Publication year - 2016
Publication title -
american journal of agricultural economics
Language(s) - English
Resource type - Journals
SCImago Journal Rank - 1.949
H-Index - 111
eISSN - 1467-8276
pISSN - 0002-9092
DOI - 10.1093/ajae/aav039
Subject(s) - residence , geography , environmental health , body mass index , psychological intervention , demography , obesity , medicine , sociology , pathology , psychiatry
Families in low‐income neighborhoods sometimes lack access to supermarkets that provide a broad range of healthy foods. We investigate whether these so called “food deserts” play a role in childhood obesity using a statewide panel data set of Arkansas elementary schoolchildren. We use fixed‐effects panel data regression models to estimate the average food desert effect.

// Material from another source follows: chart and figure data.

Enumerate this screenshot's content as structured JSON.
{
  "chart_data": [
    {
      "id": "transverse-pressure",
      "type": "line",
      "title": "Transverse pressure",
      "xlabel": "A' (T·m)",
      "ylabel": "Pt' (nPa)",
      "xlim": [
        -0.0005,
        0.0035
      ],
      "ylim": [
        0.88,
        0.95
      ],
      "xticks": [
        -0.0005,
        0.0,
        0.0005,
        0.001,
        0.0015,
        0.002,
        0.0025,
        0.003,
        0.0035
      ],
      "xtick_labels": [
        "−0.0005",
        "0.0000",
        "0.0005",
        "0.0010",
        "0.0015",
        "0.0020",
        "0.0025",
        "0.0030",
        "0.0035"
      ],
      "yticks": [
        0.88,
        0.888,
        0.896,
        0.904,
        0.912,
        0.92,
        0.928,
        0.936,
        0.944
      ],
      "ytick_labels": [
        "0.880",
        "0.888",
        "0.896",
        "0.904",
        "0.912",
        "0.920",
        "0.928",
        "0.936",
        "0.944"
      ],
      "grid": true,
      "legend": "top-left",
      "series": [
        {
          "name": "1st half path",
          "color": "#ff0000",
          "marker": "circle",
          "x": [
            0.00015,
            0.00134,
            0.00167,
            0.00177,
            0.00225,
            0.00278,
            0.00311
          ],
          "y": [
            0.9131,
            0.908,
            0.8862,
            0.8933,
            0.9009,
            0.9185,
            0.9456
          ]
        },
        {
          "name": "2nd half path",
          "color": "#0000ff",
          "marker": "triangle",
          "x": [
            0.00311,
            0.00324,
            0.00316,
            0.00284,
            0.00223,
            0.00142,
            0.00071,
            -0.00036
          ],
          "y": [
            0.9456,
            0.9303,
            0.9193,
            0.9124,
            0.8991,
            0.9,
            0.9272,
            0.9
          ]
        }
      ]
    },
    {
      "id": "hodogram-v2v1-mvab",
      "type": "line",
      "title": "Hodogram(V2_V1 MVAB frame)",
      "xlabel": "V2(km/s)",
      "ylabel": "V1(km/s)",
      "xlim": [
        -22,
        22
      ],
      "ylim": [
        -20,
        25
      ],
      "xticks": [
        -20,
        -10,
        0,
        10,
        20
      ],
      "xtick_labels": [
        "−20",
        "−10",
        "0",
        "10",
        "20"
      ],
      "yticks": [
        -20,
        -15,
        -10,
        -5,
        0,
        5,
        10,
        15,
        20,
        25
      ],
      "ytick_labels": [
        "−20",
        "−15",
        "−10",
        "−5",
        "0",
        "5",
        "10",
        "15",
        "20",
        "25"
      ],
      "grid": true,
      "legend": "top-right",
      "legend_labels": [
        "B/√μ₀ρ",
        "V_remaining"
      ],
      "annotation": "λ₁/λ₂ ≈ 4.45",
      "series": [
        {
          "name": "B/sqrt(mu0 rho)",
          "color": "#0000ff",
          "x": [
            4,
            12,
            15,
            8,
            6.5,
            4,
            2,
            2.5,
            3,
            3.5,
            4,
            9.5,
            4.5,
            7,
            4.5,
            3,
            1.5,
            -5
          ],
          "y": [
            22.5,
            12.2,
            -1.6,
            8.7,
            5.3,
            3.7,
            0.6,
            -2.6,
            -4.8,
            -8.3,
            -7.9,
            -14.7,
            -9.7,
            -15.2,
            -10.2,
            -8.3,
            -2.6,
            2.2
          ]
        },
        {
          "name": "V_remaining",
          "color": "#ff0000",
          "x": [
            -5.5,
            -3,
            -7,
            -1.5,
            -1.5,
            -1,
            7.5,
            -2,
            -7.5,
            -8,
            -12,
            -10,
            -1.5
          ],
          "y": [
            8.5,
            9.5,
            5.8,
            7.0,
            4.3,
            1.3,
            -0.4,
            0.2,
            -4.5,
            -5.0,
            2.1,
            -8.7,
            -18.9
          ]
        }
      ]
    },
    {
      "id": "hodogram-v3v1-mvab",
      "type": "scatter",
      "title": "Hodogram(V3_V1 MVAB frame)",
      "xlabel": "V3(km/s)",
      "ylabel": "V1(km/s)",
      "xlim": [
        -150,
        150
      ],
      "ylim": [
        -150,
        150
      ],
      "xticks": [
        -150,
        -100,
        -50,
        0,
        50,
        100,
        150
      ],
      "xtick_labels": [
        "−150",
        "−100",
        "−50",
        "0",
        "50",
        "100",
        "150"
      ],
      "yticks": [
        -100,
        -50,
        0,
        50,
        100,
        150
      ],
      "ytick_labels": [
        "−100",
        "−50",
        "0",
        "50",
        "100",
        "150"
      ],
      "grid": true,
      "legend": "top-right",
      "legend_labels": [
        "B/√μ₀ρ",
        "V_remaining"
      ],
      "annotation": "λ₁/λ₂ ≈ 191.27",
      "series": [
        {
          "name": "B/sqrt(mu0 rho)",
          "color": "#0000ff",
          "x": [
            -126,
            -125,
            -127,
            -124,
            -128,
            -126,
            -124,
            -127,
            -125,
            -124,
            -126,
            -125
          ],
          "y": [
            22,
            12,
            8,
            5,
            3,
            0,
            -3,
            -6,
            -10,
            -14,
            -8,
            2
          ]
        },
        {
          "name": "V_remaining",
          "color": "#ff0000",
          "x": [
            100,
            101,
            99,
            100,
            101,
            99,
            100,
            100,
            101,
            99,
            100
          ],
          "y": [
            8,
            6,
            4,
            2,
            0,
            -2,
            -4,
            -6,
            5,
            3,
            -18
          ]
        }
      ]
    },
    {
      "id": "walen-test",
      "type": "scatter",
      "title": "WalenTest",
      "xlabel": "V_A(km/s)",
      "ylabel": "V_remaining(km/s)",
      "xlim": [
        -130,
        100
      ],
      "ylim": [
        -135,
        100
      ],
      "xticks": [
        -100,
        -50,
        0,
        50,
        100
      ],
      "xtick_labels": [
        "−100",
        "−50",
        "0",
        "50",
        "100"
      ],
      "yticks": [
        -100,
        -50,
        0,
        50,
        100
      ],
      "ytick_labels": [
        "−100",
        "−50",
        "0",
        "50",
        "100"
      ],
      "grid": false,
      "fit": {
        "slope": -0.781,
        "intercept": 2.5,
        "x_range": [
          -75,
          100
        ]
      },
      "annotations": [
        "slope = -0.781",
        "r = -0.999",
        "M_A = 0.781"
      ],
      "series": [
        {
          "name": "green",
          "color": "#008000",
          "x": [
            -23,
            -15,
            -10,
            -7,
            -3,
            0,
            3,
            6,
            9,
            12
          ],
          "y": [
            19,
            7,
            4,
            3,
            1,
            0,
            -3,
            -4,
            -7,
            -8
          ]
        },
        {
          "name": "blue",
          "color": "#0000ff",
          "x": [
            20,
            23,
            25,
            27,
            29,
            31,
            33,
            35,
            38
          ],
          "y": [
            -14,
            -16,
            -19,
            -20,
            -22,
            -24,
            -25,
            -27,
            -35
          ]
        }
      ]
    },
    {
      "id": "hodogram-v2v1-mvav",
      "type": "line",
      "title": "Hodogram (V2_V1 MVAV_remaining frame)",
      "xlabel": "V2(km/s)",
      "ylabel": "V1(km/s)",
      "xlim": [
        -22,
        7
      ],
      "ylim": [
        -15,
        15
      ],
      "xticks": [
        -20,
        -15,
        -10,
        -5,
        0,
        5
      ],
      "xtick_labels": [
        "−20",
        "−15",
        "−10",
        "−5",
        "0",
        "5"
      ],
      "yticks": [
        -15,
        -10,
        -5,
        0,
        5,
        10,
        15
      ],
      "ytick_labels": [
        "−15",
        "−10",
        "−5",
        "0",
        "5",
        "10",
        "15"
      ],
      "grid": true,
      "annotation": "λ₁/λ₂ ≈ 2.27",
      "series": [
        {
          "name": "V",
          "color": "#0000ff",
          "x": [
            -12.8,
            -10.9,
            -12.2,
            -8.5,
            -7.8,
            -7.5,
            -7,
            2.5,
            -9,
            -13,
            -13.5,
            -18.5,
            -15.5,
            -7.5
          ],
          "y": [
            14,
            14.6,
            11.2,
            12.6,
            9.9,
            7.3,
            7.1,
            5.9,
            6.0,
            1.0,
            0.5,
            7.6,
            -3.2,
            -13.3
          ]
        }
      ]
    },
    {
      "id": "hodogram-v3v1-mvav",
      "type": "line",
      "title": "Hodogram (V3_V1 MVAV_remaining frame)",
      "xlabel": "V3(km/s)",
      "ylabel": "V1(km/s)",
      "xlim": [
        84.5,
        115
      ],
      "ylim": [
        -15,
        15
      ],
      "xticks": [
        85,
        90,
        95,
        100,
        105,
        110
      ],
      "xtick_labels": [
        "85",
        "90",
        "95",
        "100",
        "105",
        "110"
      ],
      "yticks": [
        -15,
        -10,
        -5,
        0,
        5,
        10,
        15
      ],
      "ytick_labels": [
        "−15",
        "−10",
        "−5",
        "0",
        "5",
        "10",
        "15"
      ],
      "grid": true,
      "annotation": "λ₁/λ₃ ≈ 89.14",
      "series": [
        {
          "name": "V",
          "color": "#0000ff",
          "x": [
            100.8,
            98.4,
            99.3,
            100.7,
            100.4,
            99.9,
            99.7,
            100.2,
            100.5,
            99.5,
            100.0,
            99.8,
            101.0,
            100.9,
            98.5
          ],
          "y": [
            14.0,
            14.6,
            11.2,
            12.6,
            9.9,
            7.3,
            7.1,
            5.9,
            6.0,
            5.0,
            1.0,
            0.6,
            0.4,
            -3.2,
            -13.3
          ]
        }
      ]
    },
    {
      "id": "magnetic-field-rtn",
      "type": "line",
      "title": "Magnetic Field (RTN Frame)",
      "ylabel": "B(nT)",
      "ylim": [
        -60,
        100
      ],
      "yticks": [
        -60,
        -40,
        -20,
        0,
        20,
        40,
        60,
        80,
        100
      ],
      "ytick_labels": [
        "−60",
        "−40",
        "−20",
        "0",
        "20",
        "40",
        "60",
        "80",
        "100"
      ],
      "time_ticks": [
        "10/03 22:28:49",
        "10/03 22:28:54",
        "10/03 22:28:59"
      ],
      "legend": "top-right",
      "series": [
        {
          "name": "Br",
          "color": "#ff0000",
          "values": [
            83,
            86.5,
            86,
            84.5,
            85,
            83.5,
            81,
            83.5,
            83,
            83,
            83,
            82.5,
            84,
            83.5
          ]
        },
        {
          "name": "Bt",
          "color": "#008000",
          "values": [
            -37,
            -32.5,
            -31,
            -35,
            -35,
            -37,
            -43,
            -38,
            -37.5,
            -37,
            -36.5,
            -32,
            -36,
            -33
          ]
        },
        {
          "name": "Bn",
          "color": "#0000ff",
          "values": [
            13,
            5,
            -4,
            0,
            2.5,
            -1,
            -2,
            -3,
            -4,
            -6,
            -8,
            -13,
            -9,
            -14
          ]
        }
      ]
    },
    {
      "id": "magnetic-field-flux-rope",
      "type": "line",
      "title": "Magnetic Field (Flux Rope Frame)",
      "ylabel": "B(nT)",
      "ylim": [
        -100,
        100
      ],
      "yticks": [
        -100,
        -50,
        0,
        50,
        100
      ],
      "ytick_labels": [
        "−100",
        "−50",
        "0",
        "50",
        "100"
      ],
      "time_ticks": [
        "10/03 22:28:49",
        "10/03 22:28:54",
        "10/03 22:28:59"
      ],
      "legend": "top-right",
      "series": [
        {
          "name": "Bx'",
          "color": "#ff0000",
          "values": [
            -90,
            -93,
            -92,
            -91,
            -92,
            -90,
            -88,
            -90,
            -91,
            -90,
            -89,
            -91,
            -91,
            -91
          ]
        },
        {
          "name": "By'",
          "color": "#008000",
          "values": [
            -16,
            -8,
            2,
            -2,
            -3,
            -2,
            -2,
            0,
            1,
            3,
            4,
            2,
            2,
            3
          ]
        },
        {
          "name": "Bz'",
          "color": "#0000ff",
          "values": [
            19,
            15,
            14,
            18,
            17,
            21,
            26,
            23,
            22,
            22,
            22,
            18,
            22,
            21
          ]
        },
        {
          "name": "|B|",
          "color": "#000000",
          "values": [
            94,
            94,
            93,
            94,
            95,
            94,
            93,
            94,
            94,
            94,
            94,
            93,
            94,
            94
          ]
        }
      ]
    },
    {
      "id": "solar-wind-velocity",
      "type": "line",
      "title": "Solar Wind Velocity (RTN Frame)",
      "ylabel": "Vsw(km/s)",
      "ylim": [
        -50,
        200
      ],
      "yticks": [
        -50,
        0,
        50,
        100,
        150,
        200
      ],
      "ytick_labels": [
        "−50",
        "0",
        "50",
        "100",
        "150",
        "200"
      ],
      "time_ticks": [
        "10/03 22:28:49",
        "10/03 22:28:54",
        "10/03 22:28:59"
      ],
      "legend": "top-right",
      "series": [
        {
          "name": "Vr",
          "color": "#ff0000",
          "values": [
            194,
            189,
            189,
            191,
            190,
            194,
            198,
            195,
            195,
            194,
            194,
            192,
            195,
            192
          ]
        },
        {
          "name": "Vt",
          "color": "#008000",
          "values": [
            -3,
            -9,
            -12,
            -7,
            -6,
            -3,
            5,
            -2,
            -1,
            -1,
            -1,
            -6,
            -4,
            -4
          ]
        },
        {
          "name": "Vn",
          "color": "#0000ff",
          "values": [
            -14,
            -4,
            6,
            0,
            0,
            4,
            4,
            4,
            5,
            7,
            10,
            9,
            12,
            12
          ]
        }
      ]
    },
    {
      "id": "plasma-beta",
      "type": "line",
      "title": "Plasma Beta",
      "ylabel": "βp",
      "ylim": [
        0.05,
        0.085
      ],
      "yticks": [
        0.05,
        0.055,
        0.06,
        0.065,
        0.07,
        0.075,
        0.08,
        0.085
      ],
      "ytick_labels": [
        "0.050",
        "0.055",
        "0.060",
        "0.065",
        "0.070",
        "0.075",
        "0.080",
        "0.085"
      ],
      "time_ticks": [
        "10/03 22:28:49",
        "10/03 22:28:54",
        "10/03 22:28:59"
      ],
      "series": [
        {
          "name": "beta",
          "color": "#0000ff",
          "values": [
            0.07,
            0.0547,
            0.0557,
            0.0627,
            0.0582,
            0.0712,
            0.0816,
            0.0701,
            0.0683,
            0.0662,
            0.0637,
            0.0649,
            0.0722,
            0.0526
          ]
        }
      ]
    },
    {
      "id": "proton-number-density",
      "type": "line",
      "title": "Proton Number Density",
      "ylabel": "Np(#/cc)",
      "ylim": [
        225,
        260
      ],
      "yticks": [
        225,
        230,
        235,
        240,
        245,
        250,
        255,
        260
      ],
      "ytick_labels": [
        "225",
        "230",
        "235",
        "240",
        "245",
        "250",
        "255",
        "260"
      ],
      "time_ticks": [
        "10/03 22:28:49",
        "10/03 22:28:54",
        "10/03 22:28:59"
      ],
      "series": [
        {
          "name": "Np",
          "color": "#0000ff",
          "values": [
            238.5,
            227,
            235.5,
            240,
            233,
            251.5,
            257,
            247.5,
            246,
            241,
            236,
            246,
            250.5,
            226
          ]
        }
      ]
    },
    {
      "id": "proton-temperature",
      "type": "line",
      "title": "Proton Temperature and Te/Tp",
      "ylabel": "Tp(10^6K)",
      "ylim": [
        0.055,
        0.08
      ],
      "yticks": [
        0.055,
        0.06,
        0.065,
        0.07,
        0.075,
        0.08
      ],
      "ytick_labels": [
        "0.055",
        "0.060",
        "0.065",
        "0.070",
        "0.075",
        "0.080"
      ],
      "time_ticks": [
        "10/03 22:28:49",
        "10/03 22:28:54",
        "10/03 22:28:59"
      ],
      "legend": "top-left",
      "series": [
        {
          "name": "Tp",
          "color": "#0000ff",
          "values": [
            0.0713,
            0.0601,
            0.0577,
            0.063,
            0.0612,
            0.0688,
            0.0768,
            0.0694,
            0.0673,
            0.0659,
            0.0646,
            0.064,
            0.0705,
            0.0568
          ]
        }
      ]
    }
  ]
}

We next compare children who left (entered) food deserts to children who were always (never) in food deserts and homogenize samples for those whose food desert status changed as a result of a change in residence and those whose status changed only as a consequence of the entry or exit of a supermarket. We present evidence that exposure to food deserts is associated with higher z‐scores for body mass index. On average, this is in the neighborhood of 0.04 standard deviations. The strongest evidence and largest association is among urban students and especially those that transition into food deserts from non‐deserts. Our food desert estimates are similar in magnitude to findings reported in earlier work on diet and lifestyle interventions targeting similarly aged schoolchildren. That said, we are unable to conclude that the estimated food desert effect is causal because many of the transitions into or out of food deserts result from a change in residence, an event that is endogenous to the child's household. However, there is evidence that food deserts are a risk indicator and that food desert areas may be obesogenic in ways that other low‐income neighborhoods are not.